The derivative of klBin p q with respect to q is (q − p) / (q (1 − q)). The derivative of (p − q)² is −2 (p − q). Their difference gives the factored form (q − p) · (1 − 2q)² / (q (1 − q)), whose sign reduces to sign(q − p).

theorem InformationTheory.hasDerivAt_klBin_q (p q : ℝ) (hp₀ : 0 < p) (hp₁ : p < 1) (hq₀ : 0 < q) (hq₁ : q < 1) : HasDerivAt (fun (q : ℝ) => klBin p q) ((q - p) / (q * (1 - q))) q

Derivative of klBin p · at a point q ∈ (0, 1) with p ∈ (0, 1).

theorem InformationTheory.hasDerivAt_sub_sq (p q : ℝ) : HasDerivAt (fun (q : ℝ) => (p - q) ^ 2) (-2 * (p - q)) q

Derivative of (p − q)² with respect to q.

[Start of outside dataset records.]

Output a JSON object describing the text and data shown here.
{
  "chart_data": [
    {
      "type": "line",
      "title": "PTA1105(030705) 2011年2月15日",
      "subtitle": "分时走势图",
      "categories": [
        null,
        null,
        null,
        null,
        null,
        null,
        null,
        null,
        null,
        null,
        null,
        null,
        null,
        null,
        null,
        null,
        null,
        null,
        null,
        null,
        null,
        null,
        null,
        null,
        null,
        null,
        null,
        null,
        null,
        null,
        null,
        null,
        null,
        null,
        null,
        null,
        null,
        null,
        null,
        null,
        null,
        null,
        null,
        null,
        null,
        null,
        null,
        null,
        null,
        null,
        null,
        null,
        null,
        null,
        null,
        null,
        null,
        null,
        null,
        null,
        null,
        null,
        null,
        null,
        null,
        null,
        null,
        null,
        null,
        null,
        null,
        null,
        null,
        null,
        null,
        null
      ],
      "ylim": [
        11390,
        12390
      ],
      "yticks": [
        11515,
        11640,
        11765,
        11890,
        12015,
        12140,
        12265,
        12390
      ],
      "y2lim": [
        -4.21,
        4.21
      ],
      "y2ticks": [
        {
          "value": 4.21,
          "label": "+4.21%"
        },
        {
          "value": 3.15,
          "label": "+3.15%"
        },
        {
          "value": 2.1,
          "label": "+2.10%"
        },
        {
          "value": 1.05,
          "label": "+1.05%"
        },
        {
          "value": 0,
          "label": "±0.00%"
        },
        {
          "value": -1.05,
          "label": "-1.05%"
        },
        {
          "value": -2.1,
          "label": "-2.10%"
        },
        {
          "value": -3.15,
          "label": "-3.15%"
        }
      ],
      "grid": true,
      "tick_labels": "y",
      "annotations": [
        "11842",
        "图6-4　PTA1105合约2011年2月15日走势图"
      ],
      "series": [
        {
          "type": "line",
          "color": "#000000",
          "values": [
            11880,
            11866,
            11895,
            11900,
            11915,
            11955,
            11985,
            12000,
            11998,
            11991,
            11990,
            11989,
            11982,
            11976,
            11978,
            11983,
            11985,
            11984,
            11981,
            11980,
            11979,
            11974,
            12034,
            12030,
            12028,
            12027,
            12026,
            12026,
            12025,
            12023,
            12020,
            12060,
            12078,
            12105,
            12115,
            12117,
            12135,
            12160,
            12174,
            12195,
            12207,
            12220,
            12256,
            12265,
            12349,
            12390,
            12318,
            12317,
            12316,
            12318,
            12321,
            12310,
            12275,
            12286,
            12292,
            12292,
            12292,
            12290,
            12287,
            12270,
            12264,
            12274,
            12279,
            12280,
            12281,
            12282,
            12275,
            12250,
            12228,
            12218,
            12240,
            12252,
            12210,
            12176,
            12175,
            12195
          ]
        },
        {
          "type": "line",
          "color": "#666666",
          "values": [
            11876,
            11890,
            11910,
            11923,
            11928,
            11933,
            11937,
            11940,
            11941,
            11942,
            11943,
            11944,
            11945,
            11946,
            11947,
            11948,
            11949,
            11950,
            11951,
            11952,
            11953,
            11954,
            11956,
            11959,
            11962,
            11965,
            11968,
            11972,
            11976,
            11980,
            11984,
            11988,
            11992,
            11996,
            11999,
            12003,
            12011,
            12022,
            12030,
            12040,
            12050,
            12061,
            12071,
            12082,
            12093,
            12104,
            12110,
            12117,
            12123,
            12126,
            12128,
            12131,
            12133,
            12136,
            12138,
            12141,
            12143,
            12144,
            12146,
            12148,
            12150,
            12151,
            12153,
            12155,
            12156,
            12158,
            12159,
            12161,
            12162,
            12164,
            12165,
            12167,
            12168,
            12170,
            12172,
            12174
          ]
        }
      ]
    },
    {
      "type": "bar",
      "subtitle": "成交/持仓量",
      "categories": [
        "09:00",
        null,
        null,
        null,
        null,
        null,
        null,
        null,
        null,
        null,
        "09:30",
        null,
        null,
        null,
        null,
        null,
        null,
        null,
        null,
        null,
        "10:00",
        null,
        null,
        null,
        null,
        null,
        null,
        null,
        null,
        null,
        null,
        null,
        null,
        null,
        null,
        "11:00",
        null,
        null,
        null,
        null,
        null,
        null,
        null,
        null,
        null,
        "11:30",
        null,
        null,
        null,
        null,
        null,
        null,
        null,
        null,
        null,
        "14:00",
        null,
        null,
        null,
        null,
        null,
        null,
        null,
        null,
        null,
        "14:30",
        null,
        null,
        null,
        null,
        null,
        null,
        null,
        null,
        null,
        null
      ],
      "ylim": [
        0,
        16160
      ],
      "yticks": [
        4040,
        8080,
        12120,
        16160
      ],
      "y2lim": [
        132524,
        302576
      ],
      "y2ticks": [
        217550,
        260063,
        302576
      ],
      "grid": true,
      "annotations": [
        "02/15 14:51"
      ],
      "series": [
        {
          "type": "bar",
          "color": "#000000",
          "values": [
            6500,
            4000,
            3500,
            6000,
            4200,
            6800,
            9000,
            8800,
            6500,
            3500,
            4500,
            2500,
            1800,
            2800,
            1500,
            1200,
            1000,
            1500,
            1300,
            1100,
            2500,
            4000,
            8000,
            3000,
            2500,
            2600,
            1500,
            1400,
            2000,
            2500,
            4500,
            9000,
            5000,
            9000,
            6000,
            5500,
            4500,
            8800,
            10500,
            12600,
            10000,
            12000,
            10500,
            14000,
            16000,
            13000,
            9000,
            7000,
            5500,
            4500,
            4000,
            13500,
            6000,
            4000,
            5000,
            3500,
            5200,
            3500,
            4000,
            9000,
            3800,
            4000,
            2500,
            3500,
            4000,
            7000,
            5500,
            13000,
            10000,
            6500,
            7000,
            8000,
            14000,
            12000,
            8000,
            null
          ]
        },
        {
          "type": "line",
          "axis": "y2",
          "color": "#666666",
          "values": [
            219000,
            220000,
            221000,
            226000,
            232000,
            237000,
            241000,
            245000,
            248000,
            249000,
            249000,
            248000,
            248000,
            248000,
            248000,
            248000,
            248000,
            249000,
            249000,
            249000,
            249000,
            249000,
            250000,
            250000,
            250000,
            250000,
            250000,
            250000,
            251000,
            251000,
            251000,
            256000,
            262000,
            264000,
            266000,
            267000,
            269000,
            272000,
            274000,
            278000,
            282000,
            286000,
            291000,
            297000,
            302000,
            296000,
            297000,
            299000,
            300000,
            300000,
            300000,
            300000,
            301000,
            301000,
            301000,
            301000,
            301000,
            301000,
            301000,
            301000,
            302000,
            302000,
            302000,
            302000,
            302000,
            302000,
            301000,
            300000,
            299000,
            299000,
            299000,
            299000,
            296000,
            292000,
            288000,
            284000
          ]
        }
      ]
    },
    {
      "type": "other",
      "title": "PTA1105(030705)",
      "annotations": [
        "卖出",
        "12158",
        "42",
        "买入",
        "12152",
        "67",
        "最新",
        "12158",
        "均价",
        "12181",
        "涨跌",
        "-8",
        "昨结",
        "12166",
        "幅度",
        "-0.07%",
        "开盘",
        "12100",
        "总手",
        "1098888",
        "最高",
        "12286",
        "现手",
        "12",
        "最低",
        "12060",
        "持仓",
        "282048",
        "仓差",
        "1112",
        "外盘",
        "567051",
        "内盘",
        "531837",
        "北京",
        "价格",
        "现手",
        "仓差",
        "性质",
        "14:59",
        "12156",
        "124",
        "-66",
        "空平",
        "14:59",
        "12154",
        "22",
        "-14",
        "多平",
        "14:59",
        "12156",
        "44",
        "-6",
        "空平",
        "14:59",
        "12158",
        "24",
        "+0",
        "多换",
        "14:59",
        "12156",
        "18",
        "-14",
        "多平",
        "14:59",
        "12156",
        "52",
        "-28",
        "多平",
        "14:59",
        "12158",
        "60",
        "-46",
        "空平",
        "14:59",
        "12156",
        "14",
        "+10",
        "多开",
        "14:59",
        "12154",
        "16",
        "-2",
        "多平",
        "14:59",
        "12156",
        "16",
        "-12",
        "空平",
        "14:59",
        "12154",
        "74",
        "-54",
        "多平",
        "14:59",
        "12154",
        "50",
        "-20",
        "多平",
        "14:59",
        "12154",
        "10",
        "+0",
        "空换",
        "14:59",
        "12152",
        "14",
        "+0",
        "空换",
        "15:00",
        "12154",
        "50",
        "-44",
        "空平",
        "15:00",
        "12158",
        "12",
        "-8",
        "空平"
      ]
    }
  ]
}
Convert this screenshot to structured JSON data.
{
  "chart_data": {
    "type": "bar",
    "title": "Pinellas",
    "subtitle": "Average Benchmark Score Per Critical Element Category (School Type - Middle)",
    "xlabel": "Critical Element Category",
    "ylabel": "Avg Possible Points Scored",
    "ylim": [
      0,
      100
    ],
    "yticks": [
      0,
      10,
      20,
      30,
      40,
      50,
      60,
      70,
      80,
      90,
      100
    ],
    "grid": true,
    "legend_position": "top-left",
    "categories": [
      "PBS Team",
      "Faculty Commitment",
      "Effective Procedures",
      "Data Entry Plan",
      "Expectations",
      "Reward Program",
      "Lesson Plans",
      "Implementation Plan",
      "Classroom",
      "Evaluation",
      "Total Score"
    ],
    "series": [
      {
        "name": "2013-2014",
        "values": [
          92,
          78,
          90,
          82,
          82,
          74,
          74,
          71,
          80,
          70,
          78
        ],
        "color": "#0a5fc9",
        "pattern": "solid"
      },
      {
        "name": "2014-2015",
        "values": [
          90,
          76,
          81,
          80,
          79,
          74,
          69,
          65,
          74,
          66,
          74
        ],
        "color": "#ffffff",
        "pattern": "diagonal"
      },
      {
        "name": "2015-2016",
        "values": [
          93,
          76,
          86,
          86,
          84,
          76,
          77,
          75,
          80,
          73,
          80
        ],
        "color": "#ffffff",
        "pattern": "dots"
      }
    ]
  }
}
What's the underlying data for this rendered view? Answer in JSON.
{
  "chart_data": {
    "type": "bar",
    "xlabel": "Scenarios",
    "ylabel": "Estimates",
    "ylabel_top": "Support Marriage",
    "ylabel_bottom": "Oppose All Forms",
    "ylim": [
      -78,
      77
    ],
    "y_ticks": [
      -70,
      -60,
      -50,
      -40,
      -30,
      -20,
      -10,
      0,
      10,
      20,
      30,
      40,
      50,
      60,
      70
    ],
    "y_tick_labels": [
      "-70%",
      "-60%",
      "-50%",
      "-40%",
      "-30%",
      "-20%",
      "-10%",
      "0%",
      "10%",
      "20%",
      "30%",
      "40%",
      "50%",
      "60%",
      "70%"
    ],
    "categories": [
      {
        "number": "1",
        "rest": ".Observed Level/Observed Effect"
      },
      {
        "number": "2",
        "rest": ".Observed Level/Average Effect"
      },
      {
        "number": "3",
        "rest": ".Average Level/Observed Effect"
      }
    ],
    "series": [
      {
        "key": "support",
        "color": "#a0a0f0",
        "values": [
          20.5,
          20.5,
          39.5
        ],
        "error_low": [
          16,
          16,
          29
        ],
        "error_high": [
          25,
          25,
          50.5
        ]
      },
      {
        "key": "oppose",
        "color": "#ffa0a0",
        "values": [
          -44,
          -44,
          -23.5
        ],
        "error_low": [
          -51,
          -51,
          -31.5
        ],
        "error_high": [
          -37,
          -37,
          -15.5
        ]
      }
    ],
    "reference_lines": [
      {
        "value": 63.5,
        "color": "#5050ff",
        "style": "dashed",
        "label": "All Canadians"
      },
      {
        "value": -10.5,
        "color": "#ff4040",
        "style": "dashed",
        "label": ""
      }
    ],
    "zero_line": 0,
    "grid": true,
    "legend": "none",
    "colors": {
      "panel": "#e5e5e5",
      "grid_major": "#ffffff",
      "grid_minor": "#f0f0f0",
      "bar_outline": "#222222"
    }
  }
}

theorem InformationTheory.hasDerivAt_g (p q : ℝ) (hp₀ : 0 < p) (hp₁ : p < 1) (hq₀ : 0 < q) (hq₁ : q < 1) : HasDerivAt (fun (q : ℝ) => klBin p q - 2 * (p - q) ^ 2) ((q - p) * (1 - 2 * q) ^ 2 / (q * (1 - q))) q

Factored derivative identity. Derivative of g(q) := klBin(p, q) − 2 (p − q)² has the factored form (q − p) · (1 − 2q)² / (q · (1 − q)), reducing the sign of the derivative to sign(q − p).